A CNN profile on what happened to former Chief of Staff Mark Meadows after he left the Trump White House is painting him as both a Republican God-send and just another grifter.
Meadows has spent the past few years working for a far-right think tank, the Conservative Partnership Institute. Thus far, the only press around the group has come from a Washington Post piece that revealed confusion over the organization's buying up real estate all over Capitol Hill. The group also hosts a kind of social club for Republican lawmakers, Raw Story was told.
CNN reported some new lawmakers were "so taken by Meadows, at one point they considered nominating him for Speaker. Meadows ultimately rejected the suggestion, telling lawmakers he preferred to operate behind the scenes."

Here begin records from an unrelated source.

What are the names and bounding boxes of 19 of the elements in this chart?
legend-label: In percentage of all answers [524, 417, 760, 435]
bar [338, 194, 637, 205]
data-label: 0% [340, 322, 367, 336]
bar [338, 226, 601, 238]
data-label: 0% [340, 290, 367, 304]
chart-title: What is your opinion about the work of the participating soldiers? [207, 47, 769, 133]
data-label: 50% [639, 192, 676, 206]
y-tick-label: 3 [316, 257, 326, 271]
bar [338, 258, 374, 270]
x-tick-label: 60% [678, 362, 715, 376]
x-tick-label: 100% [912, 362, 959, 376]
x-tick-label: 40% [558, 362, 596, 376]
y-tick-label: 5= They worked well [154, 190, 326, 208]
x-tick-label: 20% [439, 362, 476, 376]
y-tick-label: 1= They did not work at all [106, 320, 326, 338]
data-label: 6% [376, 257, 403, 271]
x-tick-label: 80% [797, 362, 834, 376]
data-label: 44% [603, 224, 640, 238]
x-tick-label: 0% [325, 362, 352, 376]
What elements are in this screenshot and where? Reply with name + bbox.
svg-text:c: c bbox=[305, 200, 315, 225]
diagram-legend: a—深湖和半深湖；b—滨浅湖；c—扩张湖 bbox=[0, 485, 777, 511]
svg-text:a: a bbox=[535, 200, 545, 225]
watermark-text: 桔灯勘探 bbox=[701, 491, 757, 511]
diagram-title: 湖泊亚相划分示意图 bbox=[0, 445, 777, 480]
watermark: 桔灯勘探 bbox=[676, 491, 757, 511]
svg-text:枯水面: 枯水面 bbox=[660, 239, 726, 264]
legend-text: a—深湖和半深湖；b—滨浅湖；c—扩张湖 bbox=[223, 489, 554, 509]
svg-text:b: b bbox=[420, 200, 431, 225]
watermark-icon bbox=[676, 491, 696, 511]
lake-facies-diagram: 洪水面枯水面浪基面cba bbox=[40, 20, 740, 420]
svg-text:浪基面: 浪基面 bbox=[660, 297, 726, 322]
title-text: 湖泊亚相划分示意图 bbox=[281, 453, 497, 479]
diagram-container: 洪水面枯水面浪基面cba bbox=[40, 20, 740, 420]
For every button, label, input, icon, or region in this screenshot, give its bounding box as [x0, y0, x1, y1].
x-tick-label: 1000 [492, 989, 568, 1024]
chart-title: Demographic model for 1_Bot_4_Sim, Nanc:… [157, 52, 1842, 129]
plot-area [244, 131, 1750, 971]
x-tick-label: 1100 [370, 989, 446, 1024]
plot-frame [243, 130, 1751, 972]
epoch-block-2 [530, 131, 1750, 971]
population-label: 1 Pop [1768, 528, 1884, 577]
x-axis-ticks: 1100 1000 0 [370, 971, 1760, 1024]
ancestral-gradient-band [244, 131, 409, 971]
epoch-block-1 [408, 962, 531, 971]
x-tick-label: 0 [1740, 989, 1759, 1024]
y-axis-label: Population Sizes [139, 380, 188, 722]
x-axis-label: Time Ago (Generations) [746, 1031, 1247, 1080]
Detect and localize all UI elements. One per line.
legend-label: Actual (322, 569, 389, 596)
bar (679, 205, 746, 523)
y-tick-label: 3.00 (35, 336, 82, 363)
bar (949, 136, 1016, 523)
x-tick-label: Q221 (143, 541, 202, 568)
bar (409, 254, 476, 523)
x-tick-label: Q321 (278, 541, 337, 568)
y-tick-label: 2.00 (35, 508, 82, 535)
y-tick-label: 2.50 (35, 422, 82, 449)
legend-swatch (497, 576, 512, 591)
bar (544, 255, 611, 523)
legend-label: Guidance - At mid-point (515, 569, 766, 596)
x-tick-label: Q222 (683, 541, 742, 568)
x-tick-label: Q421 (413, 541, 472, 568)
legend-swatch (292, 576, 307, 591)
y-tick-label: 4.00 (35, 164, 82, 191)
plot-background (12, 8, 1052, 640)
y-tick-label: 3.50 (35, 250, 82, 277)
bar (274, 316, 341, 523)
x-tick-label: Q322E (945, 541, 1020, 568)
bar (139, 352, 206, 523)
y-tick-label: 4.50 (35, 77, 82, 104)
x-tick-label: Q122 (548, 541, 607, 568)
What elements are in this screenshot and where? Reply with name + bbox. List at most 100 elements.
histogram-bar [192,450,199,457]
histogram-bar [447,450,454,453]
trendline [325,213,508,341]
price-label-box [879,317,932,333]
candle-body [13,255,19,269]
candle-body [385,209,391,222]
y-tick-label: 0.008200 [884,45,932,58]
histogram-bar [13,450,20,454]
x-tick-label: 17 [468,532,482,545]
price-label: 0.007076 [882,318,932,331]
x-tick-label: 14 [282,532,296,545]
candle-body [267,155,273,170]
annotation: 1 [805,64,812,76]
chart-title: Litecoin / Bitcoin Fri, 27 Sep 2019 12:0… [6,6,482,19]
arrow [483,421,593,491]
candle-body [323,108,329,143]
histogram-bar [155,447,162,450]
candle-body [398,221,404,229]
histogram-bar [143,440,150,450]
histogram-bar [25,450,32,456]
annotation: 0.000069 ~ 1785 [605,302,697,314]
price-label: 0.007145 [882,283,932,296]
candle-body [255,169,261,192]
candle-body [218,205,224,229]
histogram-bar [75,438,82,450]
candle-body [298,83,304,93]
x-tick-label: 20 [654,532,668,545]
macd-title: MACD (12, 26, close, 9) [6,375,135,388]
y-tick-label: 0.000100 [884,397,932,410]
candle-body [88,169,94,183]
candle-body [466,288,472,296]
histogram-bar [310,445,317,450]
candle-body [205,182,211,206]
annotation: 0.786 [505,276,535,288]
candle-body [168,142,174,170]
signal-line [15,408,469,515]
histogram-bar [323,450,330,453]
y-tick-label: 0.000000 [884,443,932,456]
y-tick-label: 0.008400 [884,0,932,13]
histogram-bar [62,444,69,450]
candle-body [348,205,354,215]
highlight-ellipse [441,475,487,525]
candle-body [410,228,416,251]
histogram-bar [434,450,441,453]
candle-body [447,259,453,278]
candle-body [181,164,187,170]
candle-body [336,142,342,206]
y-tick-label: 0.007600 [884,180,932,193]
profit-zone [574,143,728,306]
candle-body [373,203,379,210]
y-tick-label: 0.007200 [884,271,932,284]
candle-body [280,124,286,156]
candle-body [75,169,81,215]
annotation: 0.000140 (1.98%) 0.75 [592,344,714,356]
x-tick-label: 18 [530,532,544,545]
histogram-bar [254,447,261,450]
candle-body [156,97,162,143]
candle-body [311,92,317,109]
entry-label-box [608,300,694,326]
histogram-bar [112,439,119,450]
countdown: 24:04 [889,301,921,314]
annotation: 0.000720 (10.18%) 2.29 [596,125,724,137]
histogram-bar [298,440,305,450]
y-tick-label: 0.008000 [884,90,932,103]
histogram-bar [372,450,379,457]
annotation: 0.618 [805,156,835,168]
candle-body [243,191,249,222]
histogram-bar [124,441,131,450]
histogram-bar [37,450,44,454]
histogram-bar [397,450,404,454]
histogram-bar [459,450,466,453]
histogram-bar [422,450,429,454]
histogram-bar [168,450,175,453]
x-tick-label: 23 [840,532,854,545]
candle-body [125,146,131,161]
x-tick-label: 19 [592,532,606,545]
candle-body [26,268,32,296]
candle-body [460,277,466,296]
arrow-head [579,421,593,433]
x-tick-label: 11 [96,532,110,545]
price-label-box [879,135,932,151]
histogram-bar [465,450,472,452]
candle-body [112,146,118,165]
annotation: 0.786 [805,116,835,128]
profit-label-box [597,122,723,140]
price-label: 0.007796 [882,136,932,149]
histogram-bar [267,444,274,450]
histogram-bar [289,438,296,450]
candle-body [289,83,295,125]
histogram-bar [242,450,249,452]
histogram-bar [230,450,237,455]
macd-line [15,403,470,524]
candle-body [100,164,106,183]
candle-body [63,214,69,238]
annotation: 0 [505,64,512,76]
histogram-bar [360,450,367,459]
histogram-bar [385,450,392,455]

Sources have told CNN that, despite not becoming the Speaker, he has been working with many of the right of the Republican party in an effort to pull the strings on the debt ceiling strategy. Democratic strategist Chai Komanduri said Donald Trump is doing the same, thinking if he can sink the economy, he has a better shot of winning in 2024.
The "right flank may try to stand in the way of any concessions made in a compromise with President Joe Biden and congressional Democrats," the CNN report cautioned.
The concern among analysts is that Speaker Kevin Carthy's so-called "right flank" could unseat him if they don't like the deal that he makes with the White House. It incentivizes them instead of a more moderate, bipartisan approach.
Meadows has faded from the public spotlight so much that not even Donald Trump's people have a handle on him – despite him possibly being a central player in the special counsel investigation into Trump's involvement in the effort to overturn the 2020 election results.
"A source close to Trump’s legal team said Trump’s lawyers have had no contact with Meadows and his team and are in the dark on what Meadows is doing in the investigation, fueling speculation about whether Meadows is cooperating with the special counsel’s probe – or if Meadows himself is a target of the investigation," said CNN.
“We’ve all heard the same rumors,” a Trump adviser said. “No one really knows what he’s doing, though.”
Even Meadows' allies say he wants to "help steer the direction of the country," with others saying he's "driven by a desire for power"
“He is all about getting information so he can be seen as important to donors, other members, the media,” a senior GOP source who once worked for a Freedom Caucus member told CNN. “People don’t trust him.”
Another source suggested Meadows might want to work in the White House again, which a source close to Trump "scoffed at."
Back home, the once-beloved Congressman has become something different.
“I used to joke it was Jesus and then Mark Meadows in the 11th. He was just a couple rungs below Jesus in western North Carolina. He would arrive and it was like Elvis,” said a GOP activist. “Now I think he’s just kind of a non-factor if you were to talk to anyone in western North Carolina.”
Meadows was even accused of voter fraud after it was found he was registered to vote in North Carolina, South Carolina and Virginia (where he lives).
"Public records showed Meadows, a Republican, listed a mobile home in Scaly Mountain, North Carolina, that he did not own as his physical address when he registered to vote on Sept. 19, 2020, while he was still serving as chief of staff," the Associated Press explained.
Trump won the state by just over 1 percent in 2020, and Meadows cast an absentee ballot from there and Attorney General Josh Stein refused to prosecute. Meadows appears to be exclusively living and voting in Virginia now.